Review Checklist

When reviewing tickets in Apache JIRA, the following items should be covered as part of the review process:

General

  • Does it conform to the Code Style guidelines?
  • Is there any redundant or duplicate code?
  • Is the code as modular as possible?
  • Can any singletons be avoided?
  • Can any of the code be replaced with library functions?
  • Are units of measurement used in the code consistent, both internally and with the rest of the ecosystem?

Error-Handling

  • Are all data inputs and outputs checked (for the correct type, length, format, and range) and encoded?
  • Where third-party utilities are used, are returning errors being caught?
  • Are invalid parameter values handled?
  • Are any Throwable/Exceptions passed to the JVMStabilityInspector?
  • Are errors well-documented? Does the error message tell the user how to proceed?
  • Do exceptions propagate to the appropriate level in the code?

Documentation

  • Do comments exist and describe the intent of the code (the “why”, not the “how”)?
  • Are javadocs added where appropriate?
  • Is any unusual behavior or edge-case handling described?
  • Are data structures and units of measurement explained?
  • Is there any incomplete code?
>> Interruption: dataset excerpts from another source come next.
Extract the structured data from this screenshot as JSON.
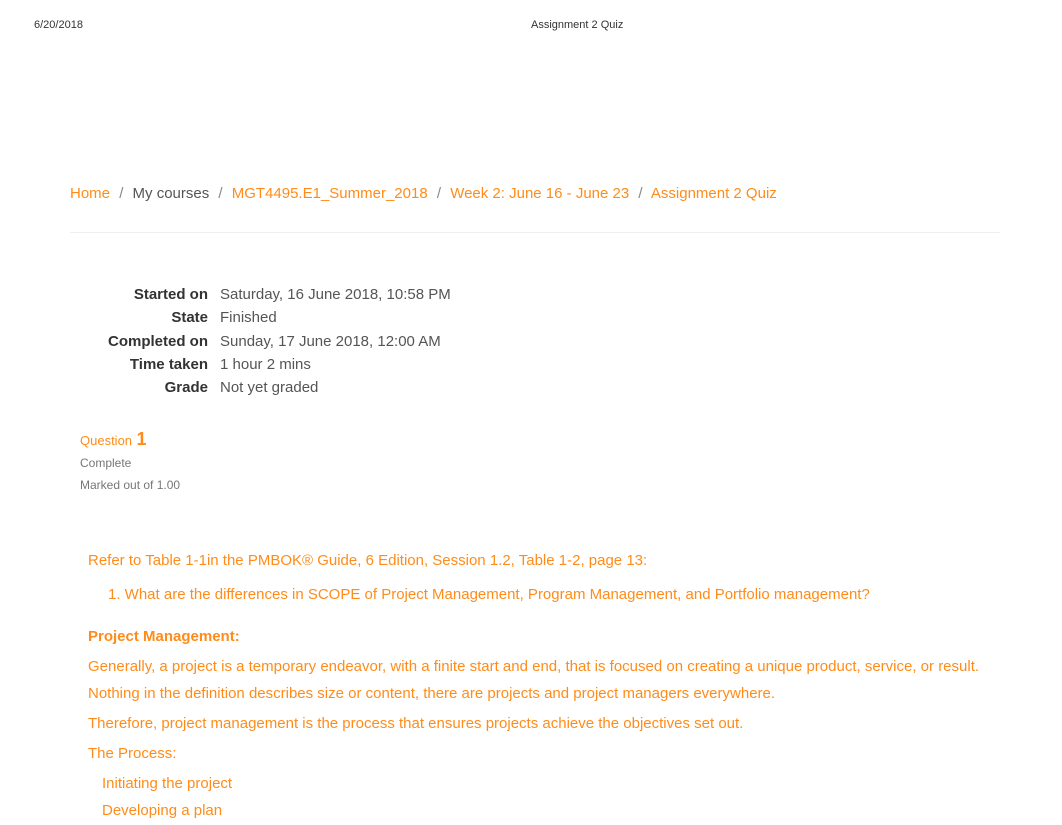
{
  "header": {
    "date": "6/20/2018",
    "title": "Assignment 2 Quiz"
  },
  "breadcrumb": {
    "home": "Home",
    "mycourses": "My courses",
    "course": "MGT4495.E1_Summer_2018",
    "week": "Week 2: June 16 - June 23",
    "current": "Assignment 2 Quiz"
  },
  "info": {
    "started_label": "Started on",
    "started_value": "Saturday, 16 June 2018, 10:58 PM",
    "state_label": "State",
    "state_value": "Finished",
    "completed_label": "Completed on",
    "completed_value": "Sunday, 17 June 2018, 12:00 AM",
    "timetaken_label": "Time taken",
    "timetaken_value": "1 hour 2 mins",
    "grade_label": "Grade",
    "grade_value": "Not yet graded"
  },
  "question": {
    "label": "Question",
    "number": "1",
    "status": "Complete",
    "marks": "Marked out of 1.00",
    "prompt_intro": "Refer to Table 1-1in the PMBOK® Guide, 6   Edition, Session 1.2, Table 1-2, page 13:",
    "prompt_q1": "1. What are the differences in SCOPE of Project Management, Program Management, and Portfolio management?",
    "pm_heading": "Project Management:",
    "pm_para1": "Generally, a project is a temporary endeavor, with a finite start and end, that is focused on creating a unique product, service, or result. Nothing in the definition describes size or content, there are projects and project managers everywhere.",
    "pm_para2": "Therefore, project management is the process that ensures projects achieve the objectives set out.",
    "process_label": "The Process:",
    "process_item1": "Initiating the project",
    "process_item2": "Developing a plan"
  }
}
If so, should it be removed or flagged with a suitable marker like ‘TODO’?
  • Does the code self-document via clear naming, abstractions, and flow control?
  • Have NEWS.txt, the cql3 docs, and the native protocol spec been updated if needed?
  • Is the ticket tagged with “client-impacting” and “doc-impacting”, where appropriate?
  • Has lib/licences been updated for third-party libs? Are they Apache License compatible?
  • Is the Component on the JIRA ticket set appropriately?

Testing

  • Is the code testable? i.e. don’t add too many or hide dependencies, unable to initialize objects, test frameworks can use methods etc.
  • Do tests exist and are they comprehensive?
  • Do unit tests actually test that the code is performing the intended functionality?
  • Could any test code use common functionality (e.g. ccm, dtest, or CqlTester methods) or abstract it there for reuse?
  • If the code may be affected by multi-node clusters, are there dtests?
  • If the code may take a long time to test properly, are there CVH tests?
  • Is the test passing on CI for all affected branches (up to trunk, if applicable)? Are there any regressions?
  • If patch affects read/write path, did we test for performance regressions w/multiple workloads?
  • If adding a new feature, were tests added and performed confirming it meets the expected SLA/use-case requirements for the feature?

Logging

  • Are logging statements logged at the correct level?
  • Are there logs in the critical path that could affect performance?
  • Is there any log that could be added to communicate status or troubleshoot potential problems in this feature?
  • Can any unnecessary logging statement be removed?